I am primarily using Stata for my survey analysis, but my question is also applicable to R or SUDAAN.
There are a number of different ways of accounting for singleton strata in survey analysis. Just to be clear, when I say "singleton strata", I mean that there is only a single sampling unit within one or more strata in my analysis. The problem this poses is primarily for variance estimation. Some sources recommend either leaving those strata out of the analysis entirely or merging that unit into another strata within the analysis. These methods can be justified in a number of scenarios, and have been discussed in detail in other online sources, but suffice to say that I do not find them appropriate for my data set. Another method is to generate replication weights (bootstrap or jackknife, etc.). This is possible for my data set, but would require extra work that I'm not convinced is necessary at this point.
Rather, I want to focus on the 3 methods you can feed into the singleunit("")
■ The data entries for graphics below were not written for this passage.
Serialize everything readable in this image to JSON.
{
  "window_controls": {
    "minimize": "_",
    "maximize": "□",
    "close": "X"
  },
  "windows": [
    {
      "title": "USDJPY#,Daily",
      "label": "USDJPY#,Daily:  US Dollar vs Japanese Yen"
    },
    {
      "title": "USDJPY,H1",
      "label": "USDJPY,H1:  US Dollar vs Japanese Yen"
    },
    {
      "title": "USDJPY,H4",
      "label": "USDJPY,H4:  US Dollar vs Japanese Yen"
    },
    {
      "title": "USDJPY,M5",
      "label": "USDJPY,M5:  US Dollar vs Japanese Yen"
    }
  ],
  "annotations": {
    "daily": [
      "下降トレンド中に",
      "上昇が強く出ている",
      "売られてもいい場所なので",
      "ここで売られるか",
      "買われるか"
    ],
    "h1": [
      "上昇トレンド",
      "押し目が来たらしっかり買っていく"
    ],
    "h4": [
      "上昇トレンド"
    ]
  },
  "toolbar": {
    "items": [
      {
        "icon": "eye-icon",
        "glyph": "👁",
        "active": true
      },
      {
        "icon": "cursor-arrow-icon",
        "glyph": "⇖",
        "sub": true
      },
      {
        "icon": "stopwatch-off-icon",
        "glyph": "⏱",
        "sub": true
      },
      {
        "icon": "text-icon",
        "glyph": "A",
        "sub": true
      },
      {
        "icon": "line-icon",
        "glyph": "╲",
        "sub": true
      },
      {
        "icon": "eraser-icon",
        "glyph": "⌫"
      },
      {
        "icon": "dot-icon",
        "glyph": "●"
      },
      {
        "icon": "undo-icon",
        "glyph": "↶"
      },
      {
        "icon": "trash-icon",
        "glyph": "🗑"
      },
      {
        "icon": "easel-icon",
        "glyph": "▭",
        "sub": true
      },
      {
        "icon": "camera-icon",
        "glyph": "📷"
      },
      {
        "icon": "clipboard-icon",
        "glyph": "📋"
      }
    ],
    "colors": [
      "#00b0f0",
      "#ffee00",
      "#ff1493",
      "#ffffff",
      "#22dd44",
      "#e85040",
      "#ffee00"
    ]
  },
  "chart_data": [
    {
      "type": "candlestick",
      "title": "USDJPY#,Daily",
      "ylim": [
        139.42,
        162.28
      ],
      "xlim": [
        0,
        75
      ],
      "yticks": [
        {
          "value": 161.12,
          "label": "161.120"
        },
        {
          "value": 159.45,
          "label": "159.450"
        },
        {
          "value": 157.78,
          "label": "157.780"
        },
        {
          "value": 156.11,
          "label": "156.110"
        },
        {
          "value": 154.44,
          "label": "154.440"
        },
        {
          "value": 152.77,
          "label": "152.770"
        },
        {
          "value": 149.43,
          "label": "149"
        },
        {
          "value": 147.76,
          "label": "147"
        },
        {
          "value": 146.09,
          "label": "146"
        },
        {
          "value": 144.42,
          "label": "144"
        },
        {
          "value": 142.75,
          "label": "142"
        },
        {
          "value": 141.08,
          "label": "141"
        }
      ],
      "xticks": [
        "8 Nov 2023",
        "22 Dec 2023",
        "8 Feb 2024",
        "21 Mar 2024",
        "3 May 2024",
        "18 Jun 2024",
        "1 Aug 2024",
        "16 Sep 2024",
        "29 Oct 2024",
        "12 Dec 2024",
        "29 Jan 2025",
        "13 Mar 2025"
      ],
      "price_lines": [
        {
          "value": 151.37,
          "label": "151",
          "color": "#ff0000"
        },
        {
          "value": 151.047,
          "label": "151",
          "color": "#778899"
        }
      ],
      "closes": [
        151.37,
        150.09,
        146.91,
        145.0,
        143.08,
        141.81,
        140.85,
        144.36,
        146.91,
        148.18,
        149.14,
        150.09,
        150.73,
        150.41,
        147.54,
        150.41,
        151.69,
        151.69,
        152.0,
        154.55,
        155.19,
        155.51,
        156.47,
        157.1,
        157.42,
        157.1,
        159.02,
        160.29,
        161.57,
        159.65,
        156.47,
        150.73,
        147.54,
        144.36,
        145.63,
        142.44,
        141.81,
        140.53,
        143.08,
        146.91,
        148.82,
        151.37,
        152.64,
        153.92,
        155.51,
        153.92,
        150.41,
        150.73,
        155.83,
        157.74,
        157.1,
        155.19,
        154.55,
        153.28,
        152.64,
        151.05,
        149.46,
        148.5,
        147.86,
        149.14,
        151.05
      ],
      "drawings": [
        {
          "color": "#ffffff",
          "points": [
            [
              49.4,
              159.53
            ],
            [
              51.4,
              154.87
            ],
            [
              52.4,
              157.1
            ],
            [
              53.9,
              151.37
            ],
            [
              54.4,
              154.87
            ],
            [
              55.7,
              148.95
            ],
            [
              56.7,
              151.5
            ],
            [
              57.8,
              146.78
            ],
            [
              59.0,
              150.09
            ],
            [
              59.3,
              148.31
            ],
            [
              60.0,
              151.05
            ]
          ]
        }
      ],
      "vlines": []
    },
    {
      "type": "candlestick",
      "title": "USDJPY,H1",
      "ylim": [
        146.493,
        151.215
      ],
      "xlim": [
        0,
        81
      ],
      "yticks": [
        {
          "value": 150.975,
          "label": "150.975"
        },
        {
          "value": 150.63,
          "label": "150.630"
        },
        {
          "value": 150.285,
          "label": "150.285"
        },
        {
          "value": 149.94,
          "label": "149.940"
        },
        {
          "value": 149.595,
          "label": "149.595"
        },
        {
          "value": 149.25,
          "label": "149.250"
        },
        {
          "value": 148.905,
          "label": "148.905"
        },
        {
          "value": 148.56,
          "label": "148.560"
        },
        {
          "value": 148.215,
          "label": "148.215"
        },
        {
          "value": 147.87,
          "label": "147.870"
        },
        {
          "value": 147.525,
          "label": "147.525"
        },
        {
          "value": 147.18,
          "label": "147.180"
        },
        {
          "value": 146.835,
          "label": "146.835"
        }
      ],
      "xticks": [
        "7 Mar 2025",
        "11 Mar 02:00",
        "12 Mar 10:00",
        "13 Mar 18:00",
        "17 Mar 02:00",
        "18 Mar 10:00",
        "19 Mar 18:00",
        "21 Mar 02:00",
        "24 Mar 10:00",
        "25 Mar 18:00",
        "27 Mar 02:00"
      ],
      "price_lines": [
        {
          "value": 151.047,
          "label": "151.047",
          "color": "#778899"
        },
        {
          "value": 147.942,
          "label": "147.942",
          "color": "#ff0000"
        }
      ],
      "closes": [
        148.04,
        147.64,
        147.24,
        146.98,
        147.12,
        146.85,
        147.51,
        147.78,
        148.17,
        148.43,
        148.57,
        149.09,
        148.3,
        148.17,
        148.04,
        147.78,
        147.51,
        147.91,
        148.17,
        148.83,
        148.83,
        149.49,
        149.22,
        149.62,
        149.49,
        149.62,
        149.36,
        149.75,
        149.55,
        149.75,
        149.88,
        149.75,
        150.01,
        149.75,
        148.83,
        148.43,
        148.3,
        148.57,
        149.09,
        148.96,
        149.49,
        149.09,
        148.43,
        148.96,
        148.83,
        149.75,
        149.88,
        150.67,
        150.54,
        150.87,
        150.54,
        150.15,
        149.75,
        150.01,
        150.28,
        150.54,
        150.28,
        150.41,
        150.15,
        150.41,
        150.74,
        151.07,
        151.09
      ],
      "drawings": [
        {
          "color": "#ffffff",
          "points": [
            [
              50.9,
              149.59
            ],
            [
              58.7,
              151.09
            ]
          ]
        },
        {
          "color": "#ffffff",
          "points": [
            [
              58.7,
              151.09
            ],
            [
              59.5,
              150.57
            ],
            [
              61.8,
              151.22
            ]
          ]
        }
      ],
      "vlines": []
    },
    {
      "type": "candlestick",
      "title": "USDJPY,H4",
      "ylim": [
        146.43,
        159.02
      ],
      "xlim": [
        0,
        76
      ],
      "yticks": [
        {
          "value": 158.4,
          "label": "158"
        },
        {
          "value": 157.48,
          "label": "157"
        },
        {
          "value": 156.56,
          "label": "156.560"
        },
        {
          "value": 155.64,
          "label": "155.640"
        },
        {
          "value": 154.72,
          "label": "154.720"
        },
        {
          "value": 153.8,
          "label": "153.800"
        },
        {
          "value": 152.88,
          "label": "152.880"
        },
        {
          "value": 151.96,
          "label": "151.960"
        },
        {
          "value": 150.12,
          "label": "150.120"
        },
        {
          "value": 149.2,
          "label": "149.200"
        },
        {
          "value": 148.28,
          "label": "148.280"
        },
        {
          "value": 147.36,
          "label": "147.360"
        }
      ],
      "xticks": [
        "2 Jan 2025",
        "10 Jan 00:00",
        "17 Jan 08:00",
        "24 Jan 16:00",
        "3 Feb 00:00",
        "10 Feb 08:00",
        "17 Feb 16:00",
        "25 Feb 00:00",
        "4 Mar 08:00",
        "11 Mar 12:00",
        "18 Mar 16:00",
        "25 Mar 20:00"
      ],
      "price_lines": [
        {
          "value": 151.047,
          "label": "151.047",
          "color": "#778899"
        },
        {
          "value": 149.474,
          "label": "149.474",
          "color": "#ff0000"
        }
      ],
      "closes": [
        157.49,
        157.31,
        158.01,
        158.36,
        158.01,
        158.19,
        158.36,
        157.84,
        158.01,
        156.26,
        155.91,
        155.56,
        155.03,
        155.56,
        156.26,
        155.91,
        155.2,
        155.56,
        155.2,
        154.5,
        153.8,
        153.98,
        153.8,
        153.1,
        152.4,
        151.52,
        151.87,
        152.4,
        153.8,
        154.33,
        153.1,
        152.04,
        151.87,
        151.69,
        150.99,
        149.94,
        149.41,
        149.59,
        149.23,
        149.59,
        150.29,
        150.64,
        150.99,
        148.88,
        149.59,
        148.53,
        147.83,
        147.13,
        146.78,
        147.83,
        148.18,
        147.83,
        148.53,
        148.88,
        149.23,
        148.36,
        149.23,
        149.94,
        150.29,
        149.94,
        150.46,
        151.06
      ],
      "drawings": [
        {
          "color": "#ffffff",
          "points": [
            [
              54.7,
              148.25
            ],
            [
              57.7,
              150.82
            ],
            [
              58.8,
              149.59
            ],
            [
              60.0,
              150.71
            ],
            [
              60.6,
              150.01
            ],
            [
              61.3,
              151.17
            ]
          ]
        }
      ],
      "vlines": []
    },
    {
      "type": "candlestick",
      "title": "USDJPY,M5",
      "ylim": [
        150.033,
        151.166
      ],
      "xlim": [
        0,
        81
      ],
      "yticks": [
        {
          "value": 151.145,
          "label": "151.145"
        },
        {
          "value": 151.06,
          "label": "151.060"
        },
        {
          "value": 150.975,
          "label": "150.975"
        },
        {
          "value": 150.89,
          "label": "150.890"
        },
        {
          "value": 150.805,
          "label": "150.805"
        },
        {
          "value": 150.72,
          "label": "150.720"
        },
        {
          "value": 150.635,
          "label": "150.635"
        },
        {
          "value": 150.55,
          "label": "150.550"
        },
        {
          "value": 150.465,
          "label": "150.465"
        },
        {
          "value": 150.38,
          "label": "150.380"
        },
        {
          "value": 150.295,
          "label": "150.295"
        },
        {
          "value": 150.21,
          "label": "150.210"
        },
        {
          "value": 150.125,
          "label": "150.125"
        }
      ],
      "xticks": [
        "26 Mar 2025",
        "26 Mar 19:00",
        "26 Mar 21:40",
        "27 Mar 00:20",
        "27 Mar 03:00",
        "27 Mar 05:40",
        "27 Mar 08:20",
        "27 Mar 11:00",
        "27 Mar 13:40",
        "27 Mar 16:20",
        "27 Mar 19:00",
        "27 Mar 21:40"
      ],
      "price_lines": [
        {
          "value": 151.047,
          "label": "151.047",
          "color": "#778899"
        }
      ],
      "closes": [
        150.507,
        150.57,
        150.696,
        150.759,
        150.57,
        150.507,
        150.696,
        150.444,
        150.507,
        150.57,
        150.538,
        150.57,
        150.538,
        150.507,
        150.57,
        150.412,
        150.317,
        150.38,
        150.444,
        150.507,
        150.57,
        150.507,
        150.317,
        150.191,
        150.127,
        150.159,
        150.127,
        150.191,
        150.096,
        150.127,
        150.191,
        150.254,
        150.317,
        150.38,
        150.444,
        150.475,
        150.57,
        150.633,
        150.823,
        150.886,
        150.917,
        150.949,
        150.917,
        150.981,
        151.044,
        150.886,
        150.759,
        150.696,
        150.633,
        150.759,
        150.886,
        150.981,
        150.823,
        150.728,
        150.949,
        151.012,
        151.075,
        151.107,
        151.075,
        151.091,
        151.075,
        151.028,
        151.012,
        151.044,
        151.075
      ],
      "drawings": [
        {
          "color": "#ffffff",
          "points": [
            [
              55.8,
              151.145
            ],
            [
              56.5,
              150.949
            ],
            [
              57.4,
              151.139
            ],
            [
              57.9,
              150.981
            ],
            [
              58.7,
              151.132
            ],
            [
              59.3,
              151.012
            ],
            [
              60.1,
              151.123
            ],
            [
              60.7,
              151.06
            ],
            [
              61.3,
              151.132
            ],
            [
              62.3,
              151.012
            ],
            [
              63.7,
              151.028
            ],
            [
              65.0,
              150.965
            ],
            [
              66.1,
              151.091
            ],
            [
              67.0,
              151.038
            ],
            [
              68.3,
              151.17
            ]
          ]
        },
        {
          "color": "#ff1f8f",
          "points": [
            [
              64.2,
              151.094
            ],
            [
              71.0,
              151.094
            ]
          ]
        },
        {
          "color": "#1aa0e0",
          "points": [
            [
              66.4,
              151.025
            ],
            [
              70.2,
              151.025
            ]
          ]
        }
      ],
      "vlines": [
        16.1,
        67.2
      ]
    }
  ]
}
command in STATA, or the options(survey.lonely.psu="")
command in R. These methods are:
1) Certainty: this makes it such that a strata with a single unit does not contribute to the standard error estimates at that level of sampling. I believe this is equivalent to specifying a finite population correction of 1.
2) Scaled: this makes it such that the contribution to the standard error for that singleton strata is set equal to the average estimate for all of the other (multiple unit) strata. This is essentially mean imputation.
3) Centered: this calculates the standard error estimate for the strata based on the distance from the grand mean across strata rather than a strata mean.
In practice, when I try all 3 methods on my data, the differences are minimal. The largest difference in standard errors was 0.001, which is not something I am particularly worried about. However, I would still like to understand the theoretical differences between the methods in more detail before I decide which one to implement in the final analysis, even if practically there is no difference.
So, basically, what are the theoretical distinctions between these techniques? When might you choose "certainty" versus "scaled" versus "centered"? The one I see used most often when I search around the Internet is "certainty", but none of the sources have actually provided a justification for that. I would guess that "centered" is the most conservative of the 3 methods since it likely overestimates the standard error. Beyond that, though, I am at pains to think of any rigorous way of deciding between the methods.
Anyone have any suggestions? Or even know a citation where someone evaluates these methods in a simulation study?
Best Answer
Also looking for an answer to this. The closest I've found so far is from the R survey package manual:
Other sources (e.g. here) seem to suggest that selecting
certainty
is only appropriate when there is only a single "large" PSU in this stratum in the population, but also note that using approximate methods can give values that are too high.